At the same time, we start to notice that Ramona's habits and initially justified demeanour can now be harmful to herself. This is not only does she keep others at arm's length whilst lamenting when they keep a distance from her in return, we come to understand that Ramona has ingrained a kind of co-dependent personality; Ramona is constantly puts herself into positions of giving 150% such that even a dog that belongs to someone else quickly depends on her to fulfil their basic needs, with any form of 'thank-you', let alone adequate financial compensation, always being punted to another day.

And so Matria comes into view into an extended portrait of Ramona's life and the lack of genuine connection to her family and friends. Even her closest companions do not really respond to her WhatsApp messages, and when she meets up with Carmen, they can only seem to get drunk and never truly communicate with one another.

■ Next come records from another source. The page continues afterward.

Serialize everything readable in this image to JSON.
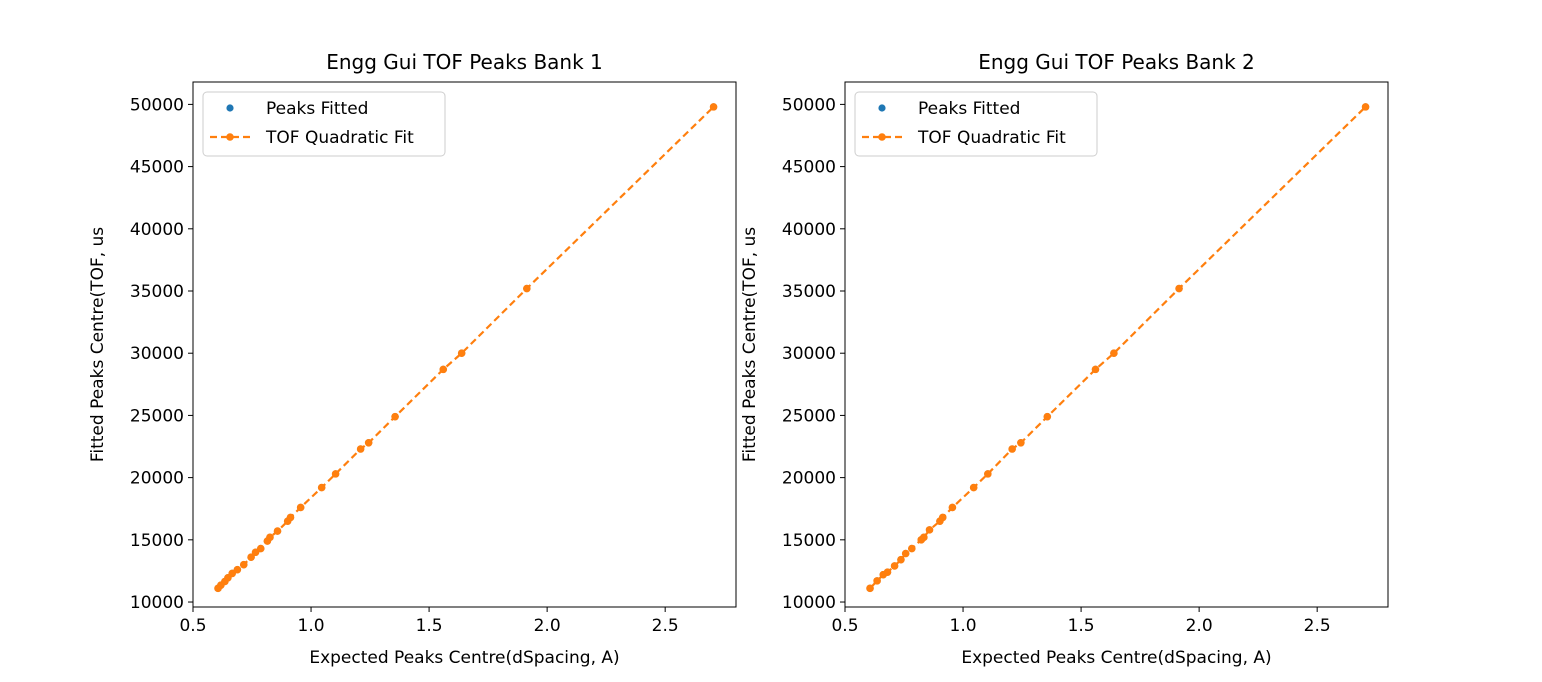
{
  "chart_data": [
    {
      "type": "scatter",
      "title": "Engg Gui TOF Peaks Bank 1",
      "xlabel": "Expected Peaks Centre(dSpacing, A)",
      "ylabel": "Fitted Peaks Centre(TOF, us",
      "xlim": [
        0.5,
        2.8
      ],
      "ylim": [
        9600,
        51800
      ],
      "xticks": [
        "0.5",
        "1.0",
        "1.5",
        "2.0",
        "2.5"
      ],
      "xtick_values": [
        0.5,
        1.0,
        1.5,
        2.0,
        2.5
      ],
      "yticks": [
        "10000",
        "15000",
        "20000",
        "25000",
        "30000",
        "35000",
        "40000",
        "45000",
        "50000"
      ],
      "ytick_values": [
        10000,
        15000,
        20000,
        25000,
        30000,
        35000,
        40000,
        45000,
        50000
      ],
      "legend_position": "top-left",
      "series": [
        {
          "name": "Peaks Fitted",
          "color": "#1f77b4",
          "style": "markers",
          "x": [
            0.606,
            0.618,
            0.635,
            0.648,
            0.666,
            0.688,
            0.715,
            0.746,
            0.765,
            0.787,
            0.815,
            0.826,
            0.858,
            0.901,
            0.913,
            0.956,
            1.045,
            1.104,
            1.21,
            1.244,
            1.356,
            1.56,
            1.638,
            1.914,
            2.705
          ],
          "y": [
            11100,
            11350,
            11650,
            11950,
            12300,
            12600,
            13000,
            13600,
            14000,
            14300,
            14900,
            15200,
            15700,
            16500,
            16800,
            17600,
            19200,
            20300,
            22300,
            22800,
            24900,
            28700,
            30000,
            35200,
            49800
          ]
        },
        {
          "name": "TOF Quadratic Fit",
          "color": "#ff7f0e",
          "style": "dashed-line-markers",
          "x": [
            0.606,
            0.618,
            0.635,
            0.648,
            0.666,
            0.688,
            0.715,
            0.746,
            0.765,
            0.787,
            0.815,
            0.826,
            0.858,
            0.901,
            0.913,
            0.956,
            1.045,
            1.104,
            1.21,
            1.244,
            1.356,
            1.56,
            1.638,
            1.914,
            2.705
          ],
          "y": [
            11100,
            11350,
            11650,
            11950,
            12300,
            12600,
            13000,
            13600,
            14000,
            14300,
            14900,
            15200,
            15700,
            16500,
            16800,
            17600,
            19200,
            20300,
            22300,
            22800,
            24900,
            28700,
            30000,
            35200,
            49800
          ]
        }
      ]
    },
    {
      "type": "scatter",
      "title": "Engg Gui TOF Peaks Bank 2",
      "xlabel": "Expected Peaks Centre(dSpacing, A)",
      "ylabel": "Fitted Peaks Centre(TOF, us",
      "xlim": [
        0.5,
        2.8
      ],
      "ylim": [
        9600,
        51800
      ],
      "xticks": [
        "0.5",
        "1.0",
        "1.5",
        "2.0",
        "2.5"
      ],
      "xtick_values": [
        0.5,
        1.0,
        1.5,
        2.0,
        2.5
      ],
      "yticks": [
        "10000",
        "15000",
        "20000",
        "25000",
        "30000",
        "35000",
        "40000",
        "45000",
        "50000"
      ],
      "ytick_values": [
        10000,
        15000,
        20000,
        25000,
        30000,
        35000,
        40000,
        45000,
        50000
      ],
      "legend_position": "top-left",
      "series": [
        {
          "name": "Peaks Fitted",
          "color": "#1f77b4",
          "style": "markers",
          "x": [
            0.606,
            0.636,
            0.662,
            0.68,
            0.71,
            0.737,
            0.757,
            0.783,
            0.823,
            0.834,
            0.858,
            0.902,
            0.914,
            0.955,
            1.045,
            1.105,
            1.208,
            1.245,
            1.357,
            1.561,
            1.639,
            1.915,
            2.705
          ],
          "y": [
            11100,
            11700,
            12200,
            12400,
            12900,
            13400,
            13900,
            14300,
            15000,
            15200,
            15800,
            16500,
            16800,
            17600,
            19200,
            20300,
            22300,
            22800,
            24900,
            28700,
            30000,
            35200,
            49800
          ]
        },
        {
          "name": "TOF Quadratic Fit",
          "color": "#ff7f0e",
          "style": "dashed-line-markers",
          "x": [
            0.606,
            0.636,
            0.662,
            0.68,
            0.71,
            0.737,
            0.757,
            0.783,
            0.823,
            0.834,
            0.858,
            0.902,
            0.914,
            0.955,
            1.045,
            1.105,
            1.208,
            1.245,
            1.357,
            1.561,
            1.639,
            1.915,
            2.705
          ],
          "y": [
            11100,
            11700,
            12200,
            12400,
            12900,
            13400,
            13900,
            14300,
            15000,
            15200,
            15800,
            16500,
            16800,
            17600,
            19200,
            20300,
            22300,
            22800,
            24900,
            28700,
            30000,
            35200,
            49800
          ]
        }
      ]
    }
  ]
}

Within its overwhelmingly authentic-feeling portrait of Ramona that brings to mind the Franco-Belgian films of the Dardenne brothers, though, it's easy to miss what Matria might get wrong. I can think of two primary things. Firstly, the canning company would never have called an in-person meeting to announce their new fire-and-rehire scheme; as anyone who has been through such a process will tell you, they would simply declare it as a fait accompli via an impersonal email. Secondly, the film later portrays Ramana bullying the low-level staff at a mobile phone company, who are likely forced to follow dehumanising corporate policies or lose their own precarious jobs. I feel like the genuine Ramona would have actually identified with—and not have berated—one of her fellow service workers. To be sure, this is not the appallingly unfunny example of 'punching down' from Planes, Trains and Automobiles (1987), but this one of the few examples from Ramona's life that did not quite feel entirely authentic to me.

Still, like like any elongated picture of a life made into narrative cinema, the viewer will always be expecting something from the film's conclusion. The 'personal study' form is intrinsically stuck between the Charybdis of simply ending in media res by jumping to the credits and the Scylla of an unconvincing catharsis of, say, the protagonist winning the lottery. To be sure, it is not the job or goal of Matria to reconfigure a few millennia of Western cultural surrounding tidy narrative arcs, but the ending does land as something of an anti-climax, even if it is a somewhat enigmatic one.